The day his wife gave birth to twin boys, Doerr found out he won a fellowship he hadn't applied for: a year in Rome with all expenses paid so he can write. Six months later Anthony and Shauna, Henry and Owen, leave Boise and move to Rome. He lives in the same neighborhood Julius Caesar lived and sits in the garden where Galileo sat. Ponder that! The book he was preparing to write was All the Light We Cannot See. [Now that he's moved to Paris, I'm kicking myself for not driving a few hours to Boise for one of his readings.]

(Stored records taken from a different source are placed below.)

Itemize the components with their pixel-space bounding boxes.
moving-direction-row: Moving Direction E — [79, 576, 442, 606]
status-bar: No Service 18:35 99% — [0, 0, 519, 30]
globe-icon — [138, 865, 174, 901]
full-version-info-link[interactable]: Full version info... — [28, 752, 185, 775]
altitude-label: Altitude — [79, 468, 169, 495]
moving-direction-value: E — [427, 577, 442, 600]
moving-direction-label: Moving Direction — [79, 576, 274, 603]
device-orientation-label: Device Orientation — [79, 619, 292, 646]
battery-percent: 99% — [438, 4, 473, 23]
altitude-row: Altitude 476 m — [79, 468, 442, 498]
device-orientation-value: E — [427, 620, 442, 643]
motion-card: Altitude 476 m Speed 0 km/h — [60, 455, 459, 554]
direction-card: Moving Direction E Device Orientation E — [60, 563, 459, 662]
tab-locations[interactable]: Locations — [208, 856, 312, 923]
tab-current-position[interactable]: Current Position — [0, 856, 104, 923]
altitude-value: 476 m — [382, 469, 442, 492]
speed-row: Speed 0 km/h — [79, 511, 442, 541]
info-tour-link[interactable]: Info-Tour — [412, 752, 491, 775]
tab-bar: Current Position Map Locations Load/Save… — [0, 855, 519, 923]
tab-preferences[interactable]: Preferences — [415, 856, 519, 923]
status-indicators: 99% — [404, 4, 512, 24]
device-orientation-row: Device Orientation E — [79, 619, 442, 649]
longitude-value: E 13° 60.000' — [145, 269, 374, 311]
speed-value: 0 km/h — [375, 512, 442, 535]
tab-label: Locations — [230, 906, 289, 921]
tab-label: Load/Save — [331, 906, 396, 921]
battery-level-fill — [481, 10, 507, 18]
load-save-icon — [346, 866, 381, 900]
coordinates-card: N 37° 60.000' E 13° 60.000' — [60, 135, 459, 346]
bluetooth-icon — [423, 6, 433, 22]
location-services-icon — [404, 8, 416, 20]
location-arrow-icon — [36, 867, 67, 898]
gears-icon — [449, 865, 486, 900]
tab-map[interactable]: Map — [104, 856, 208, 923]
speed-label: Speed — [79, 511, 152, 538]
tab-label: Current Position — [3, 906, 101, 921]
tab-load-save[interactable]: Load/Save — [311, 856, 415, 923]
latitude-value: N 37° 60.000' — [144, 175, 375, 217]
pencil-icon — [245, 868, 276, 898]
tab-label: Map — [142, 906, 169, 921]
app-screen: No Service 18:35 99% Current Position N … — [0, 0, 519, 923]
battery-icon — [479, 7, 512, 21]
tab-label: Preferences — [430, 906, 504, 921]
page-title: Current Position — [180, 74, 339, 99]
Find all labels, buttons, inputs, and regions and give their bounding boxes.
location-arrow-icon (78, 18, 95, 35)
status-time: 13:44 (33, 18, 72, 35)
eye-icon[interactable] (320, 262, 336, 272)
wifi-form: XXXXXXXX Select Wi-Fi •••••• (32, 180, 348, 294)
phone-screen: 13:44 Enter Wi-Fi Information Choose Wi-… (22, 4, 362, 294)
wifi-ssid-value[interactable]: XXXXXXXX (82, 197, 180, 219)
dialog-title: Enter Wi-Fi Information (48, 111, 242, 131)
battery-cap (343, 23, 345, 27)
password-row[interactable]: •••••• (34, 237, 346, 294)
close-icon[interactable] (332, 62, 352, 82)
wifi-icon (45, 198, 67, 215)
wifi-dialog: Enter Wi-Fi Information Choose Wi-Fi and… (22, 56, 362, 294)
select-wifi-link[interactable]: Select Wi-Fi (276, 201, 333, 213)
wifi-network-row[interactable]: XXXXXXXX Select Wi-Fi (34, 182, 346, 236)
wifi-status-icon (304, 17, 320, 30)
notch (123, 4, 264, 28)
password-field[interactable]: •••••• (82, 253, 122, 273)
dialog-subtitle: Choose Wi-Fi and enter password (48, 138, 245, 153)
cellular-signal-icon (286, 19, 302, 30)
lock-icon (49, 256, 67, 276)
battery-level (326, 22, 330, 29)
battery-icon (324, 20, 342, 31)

Doerr's book intersects with some of my highest interests: family, travel, the daily life of an author. It won 5 stars because of the wonder-infused writing, a blend of N.D. Wilson and Frances Mayes.
Quotes:
"Rome is a broken mirror, the falling strap of a dress, a puzzle of astonishing complexity. It is an iceberg floating below our terrace, all its ballasts hidden beneath the surface."
"I x-ray sentences, I claw away a paragraph and reshape it as carefully as I can, and test it again, and peer into the pages to see if things in there are any clearer, any more resolved. Often they are not. But to write a story is to inch backward and forward along a series of planks you are cantilevering out into the darkness, plank by plank, inch by inch, and the best you can hope is that each day you find yourself a little bit farther out over the abyss."
"I try to shape a few sentences around this tiny corner of Rome; I try to force my eye to slow down. A good journal entry—like a good song, or sketch, or photograph—ought to break up the habitual and lift away the film that forms over the eye, the finger, the tongue, the heart. A good journal entry ought be a love letter to the world."
“Without habit, the beauty of the world would overwhelm us. We’d pass out every time we saw— actually saw— a flower. Imagine if we only got to see a cumulonimbus cloud or Cassiopeia or a snowfall once a century: there’d be pandemonium in the streets. People would lie by the thousands in the fields on their backs.”
"In the States, practically every time someone would stop us on the street or in the grocery store, they'd gesture at the stroller and say, "Twins? Bet you have your hands full." They'd mean well, of course, but to be reminded of something you can't forget is debilitating. I prefer the Italian mothers who lean over the stroller and whisper, "So beautiful," the smiles of passing children, the old Roman who stopped us today and grinned at Henry and Owen before shaking my hand and saying, with a bow, "Compilmenti." My compliments."